Health infrastructure

The per capita public expenditure on health (both Centre and states) is the lowest in Uttar Pradesh among the five states that went to polls. Goa, for instance, spends more than five times on its citizens’ health. Fewer doctors, nurses and paramedics in health care institutions are direct fallout of low spending.

The community health centres (CHCs) in UP are 84 per cent short of specialists, according to the Rural Health Statistics, 2014-15. The CHCs and Primary Health Centres (PHCs) have only half the staff they should have.

There has been no increase in the number of sub-centres (20,521) from 2005-2015. More shockingly, the number of PHCs reduced from 3,660 in 2005 to 3,497 in 2015. On top of that, 3,603 posts for women health workers were lying vacant as on 2015, which was a staggering rise from 431 in 2005. There is a shortfall of 4,496 nurses in primary and community health centres.

About 14 per cent of households in the state have to bear the maximum burden of health expenditure, higher than 25 per cent of total household spending.

Of the 36 Indian states and union territories, UP was third from the bottom in terms of infant mortality rate (deaths per 1,000 live births) across rural and urban areas, the latest Sample Registration System bulletin for 2015, released in December 2016, showed. Many relatively poor states do much better than Uttar Pradesh.

Infant mortality rate, maternal mortality rate and other health indicators are far worse in Uttar Pradesh than the national average, with the district of Faizabad being one of the worst performers.
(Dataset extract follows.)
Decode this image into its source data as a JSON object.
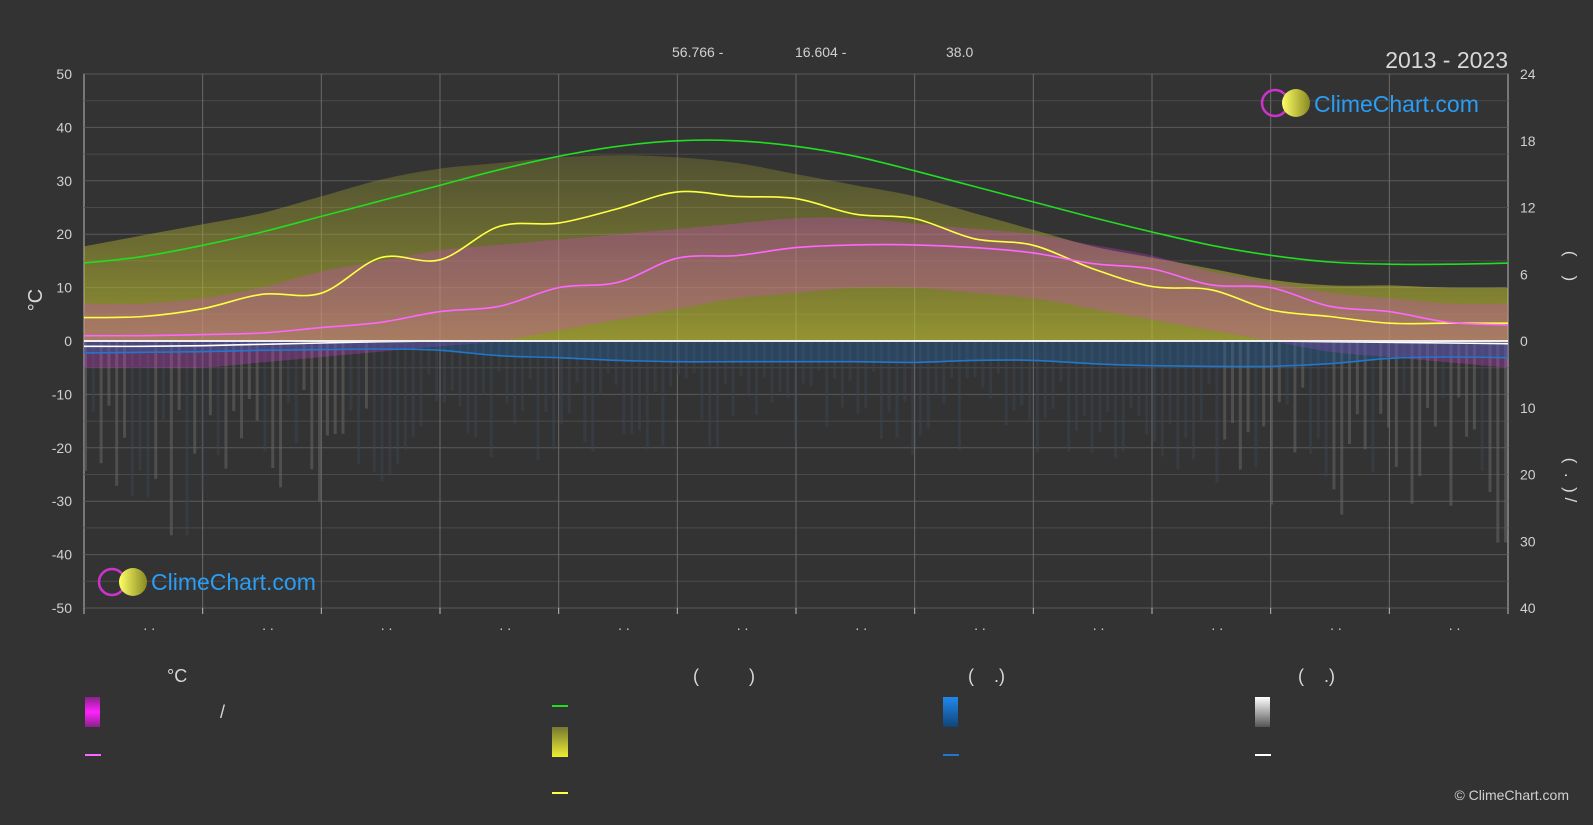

With health, energy poverty and agrarian crisis jostling each other to garner attention of policymakers, the issue of poor quality of education has been pushed to the periphery. Vacancy for teachers in Uttar Pradesh is considered second worst in India for secondary schools and sixth worst for elementary schools. As many as 23 per cent positions for teacher in elementary grades (up to Class 8) remain vacant. In fact, 50 per cent of total positions in secondary schools (Class 9 and 10) are vacant in the state.